Waktu pun berlalu, seperti kisah cinta Fitri yang dibuat menjadi beberapa season ... hidupku pun berjalan seperti itu. Perkenalanku dengan Pintu kayujati membawaku pada satu mimpi baru, 'Jadi ratu di dunia maya' hanya karena rasa penasaran pada Corel dan ADhobe Photosop yang sering ia bicarakan tiap kali bertemu. Foto digital, frendster, flashdisk, ngecrop? What the meaning of ...? Aku sama sekali tak mengenal nama-nama itu.
Sementara di waktu yang bersamaan, satu kawan lama saat tinggal di penjara suci tiba-tiba datang kembali dalam hidupku. Mbak P.S gedung 1 dari irian jaya, ternyata juga tinggal satu kota dengan ku.
"Loe masih suka ngedongeng nggak sih kaya waktu dipondok dulu? Masih suka nulis nggak? Mending loe bikin blog aja, lumayan tuh tulisan-tulisan loe bisa dibaca orang, terus bonusnya loe bisa ngasilin duit dari situ." ujar kawan lama, disela-sela proses pembuatan susu kedelai yang sedang aku tunjukkan.
Saat aku tanya apa itu blog, dan susu kedelai memberikan hasil yang jauh lebih memuaskan dibandingkan dengan proses pembuatan pertama, ia segera menuntunku menuju kamarnya. Membuka lemari bajunya, dan menyodorkan setumpuk buku yang ia letakkan dirak bagian atas lemari gantung. Sekian banyak buku, yang semuanya menerangkan tentang tips dan trik usaha di dunia maya.
"Kita tinggal udah di era milenium, jadi mau nggak mau harus sadar teknologi. Loe kalo tertarik bawa pulang aja, baca di rumah. Tapi kalo udah selesai jangan lupa dibalikin, ya. Hahaa ...."
Aku merengut seketika, "Berarti ini berhubungan dengan komputer ya, La?" keringat dingin mulai keluar begitu selesai membaca cepat setiap buku yang ia tunjukkan.

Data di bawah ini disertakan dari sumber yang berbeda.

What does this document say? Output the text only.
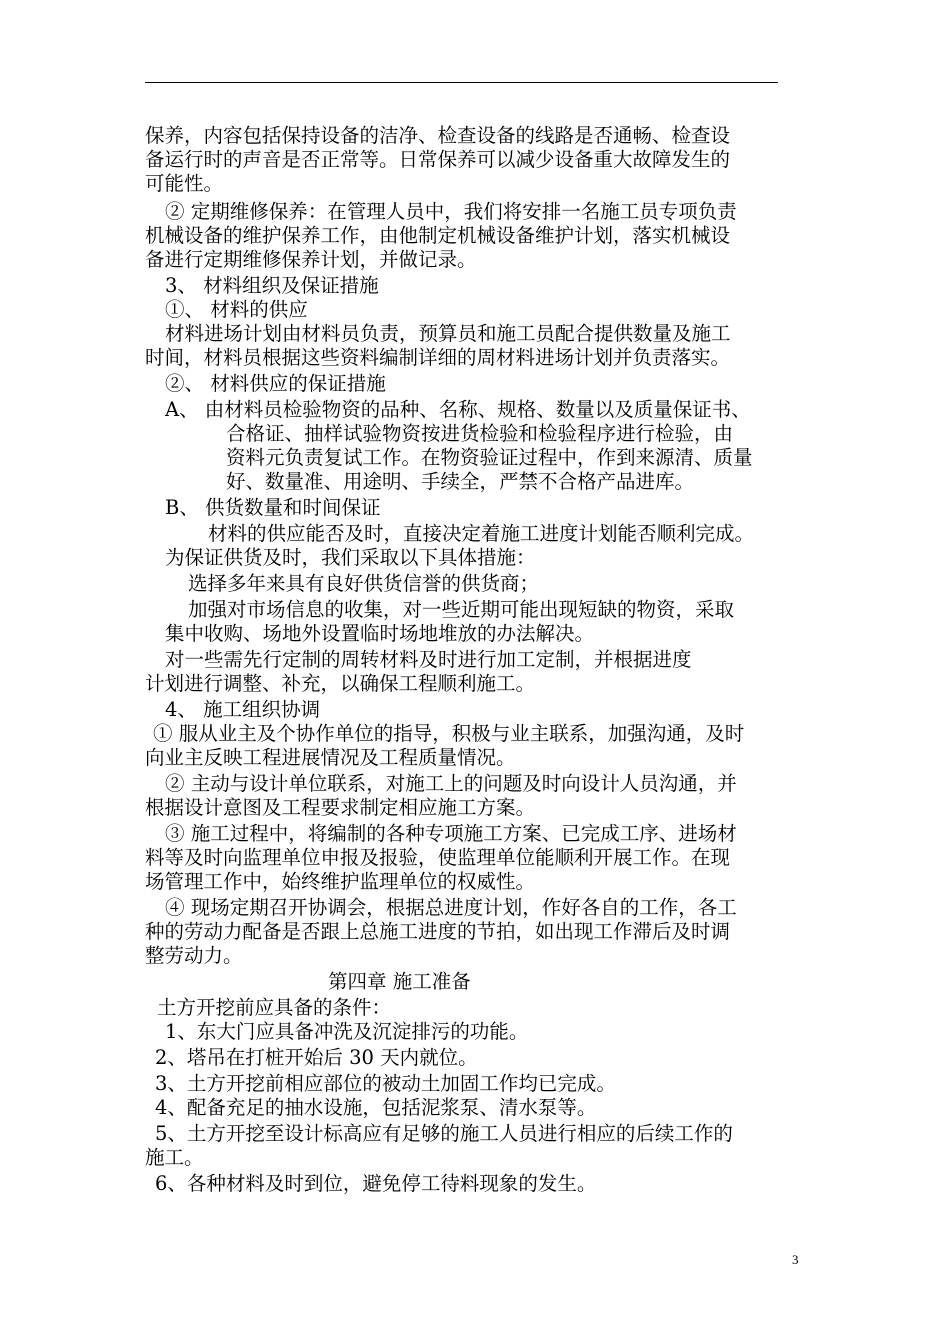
保养，内容包括保持设备的洁净、检查设备的线路是否通畅、检查设
备运行时的声音是否正常等。日常保养可以减少设备重大故障发生的
可能性。
② 定期维修保养：在管理人员中，我们将安排一名施工员专项负责
机械设备的维护保养工作，由他制定机械设备维护计划，落实机械设
备进行定期维修保养计划，并做记录。
3、 材料组织及保证措施
①、 材料的供应
材料进场计划由材料员负责，预算员和施工员配合提供数量及施工
时间，材料员根据这些资料编制详细的周材料进场计划并负责落实。
②、 材料供应的保证措施
A、 由材料员检验物资的品种、名称、规格、数量以及质量保证书、
合格证、抽样试验物资按进货检验和检验程序进行检验，由
资料元负责复试工作。在物资验证过程中，作到来源清、质量
好、数量准、用途明、手续全，严禁不合格产品进库。
B、 供货数量和时间保证
材料的供应能否及时，直接决定着施工进度计划能否顺利完成。
为保证供货及时，我们采取以下具体措施：
选择多年来具有良好供货信誉的供货商；
加强对市场信息的收集，对一些近期可能出现短缺的物资，采取
集中收购、场地外设置临时场地堆放的办法解决。
对一些需先行定制的周转材料及时进行加工定制，并根据进度
计划进行调整、补充，以确保工程顺利施工。
4、 施工组织协调
① 服从业主及个协作单位的指导，积极与业主联系，加强沟通，及时
向业主反映工程进展情况及工程质量情况。
② 主动与设计单位联系，对施工上的问题及时向设计人员沟通，并
根据设计意图及工程要求制定相应施工方案。
③ 施工过程中，将编制的各种专项施工方案、已完成工序、进场材
料等及时向监理单位申报及报验，使监理单位能顺利开展工作。在现
场管理工作中，始终维护监理单位的权威性。
④ 现场定期召开协调会，根据总进度计划，作好各自的工作，各工
种的劳动力配备是否跟上总施工进度的节拍，如出现工作滞后及时调
整劳动力。
第四章 施工准备
土方开挖前应具备的条件：
1、东大门应具备冲洗及沉淀排污的功能。
2、塔吊在打桩开始后 30 天内就位。
3、土方开挖前相应部位的被动土加固工作均已完成。
4、配备充足的抽水设施，包括泥浆泵、清水泵等。
5、土方开挖至设计标高应有足够的施工人员进行相应的后续工作的
施工。
6、各种材料及时到位，避免停工待料现象的发生。
3
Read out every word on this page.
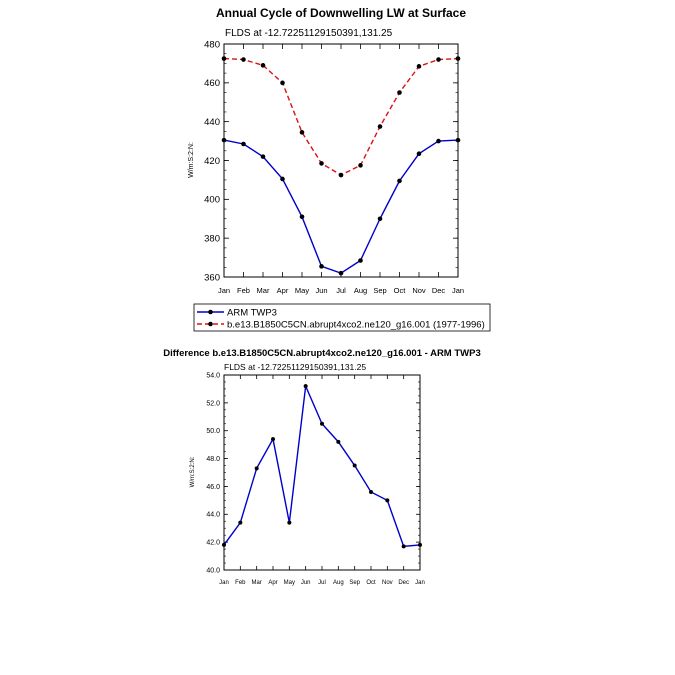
Annual Cycle of Downwelling LW at Surface
FLDS at -12.72251129150391,131.25
W/m:S:2:N:
Jan Feb Mar Apr May Jun Jul Aug Sep Oct Nov Dec Jan
360
380
400
420
440
460
480
ARM TWP3
b.e13.B1850C5CN.abrupt4xco2.ne120_g16.001 (1977-1996)
Difference b.e13.B1850C5CN.abrupt4xco2.ne120_g16.001 - ARM TWP3
FLDS at -12.72251129150391,131.25
W/m:S:2:N:
Jan Feb Mar Apr May Jun Jul Aug Sep Oct Nov Dec Jan
40.0
42.0
44.0
46.0
48.0
50.0
52.0
54.0
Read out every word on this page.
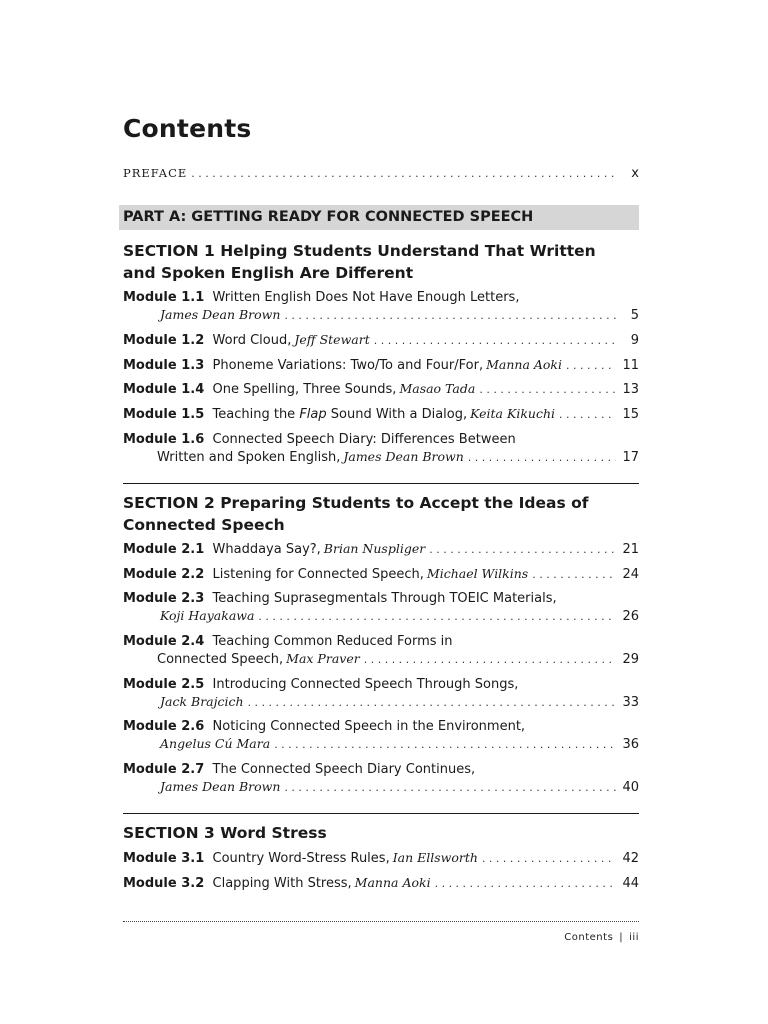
Contents
PREFACE . . .	x
PART A: GETTING READY FOR CONNECTED SPEECH
SECTION 1 Helping Students Understand That Written
and Spoken English Are Different
Module 1.1 Written English Does Not Have Enough Letters,
James Dean Brown . . .	5
Module 1.2 Word Cloud, Jeff Stewart . . .	9
Module 1.3 Phoneme Variations: Two/To and Four/For, Manna Aoki . . .	11
Module 1.4 One Spelling, Three Sounds, Masao Tada . . .	13
Module 1.5 Teaching the Flap Sound With a Dialog, Keita Kikuchi . . .	15
Module 1.6 Connected Speech Diary: Differences Between
Written and Spoken English, James Dean Brown . . .	17
SECTION 2 Preparing Students to Accept the Ideas of
Connected Speech
Module 2.1 Whaddaya Say?, Brian Nuspliger . . .	21
Module 2.2 Listening for Connected Speech, Michael Wilkins . . .	24
Module 2.3  Teaching Suprasegmentals Through TOEIC Materials,
Koji Hayakawa . . .	26
Module 2.4 Teaching Common Reduced Forms in
Connected Speech, Max Praver . . .	29
Module 2.5 Introducing Connected Speech Through Songs,
Jack Brajcich . . .	33
Module 2.6 Noticing Connected Speech in the Environment,
Angelus Cú Mara . . .	36
Module 2.7 The Connected Speech Diary Continues,
James Dean Brown . . .	40
SECTION 3 Word Stress
Module 3.1 Country Word-Stress Rules, Ian Ellsworth . . .	42
Module 3.2 Clapping With Stress, Manna Aoki . . .	44
Contents | iii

" Lha iya lah, jeuung ... namanya juga internet. Kenapa, jangan bilang loe nggak bisa komputer?" ujarnya dengan menggoda.
Spontan meringis dan menganggukkan kepala, "Kau kan tau, aku sering ngumpet tiap pelajaran komputer, atau mendadak sakit perut. Belom lagi kalo dapet hukuman nulis materi kalo ketauan nyoba kabur pas pelajaran pak Budi itu." Jujur, wajah Robocop waktu pertamakali dia buka penutup kepalanya nggak pernah mau pergi dari ingatan, "Teknologi jahat ...." batinku belajar mengumpat saat untuk pertama kalinya melihat film itu.
"Yah, kalo nurutin takut sama komputer mulu mah, loe bakalan jadi katak dalam tempurung, jeung. Mau nggak mau loe harus belajar atau paling nggak loe kenal dan tau gimana cara ngidupin komputer, soalnya sekarang kan apa-apa pake teknologi satu itu bu." ujar Mbak mantan P.S masih dengan semangat yang sama.
"Iya juga sih. Kalo pun akhirnya aku mau belajar komputer, La. Aku cuma mau tau apa itu Adhobe sama Corel. Bisa ajarin, nggak? Pan udah aku mangkulin cara bikin susu kedele?" Kemudian tawa kami pun pecah bersamaan.
Hemh, berapa tahun sudah berlalu, di hitung sejak saat pertama kali Illa mengenalkan aku dengan satu nama baru setelah Corel dan Adhobe yang berhasil bikin aku penasaran. Dunia Blogger.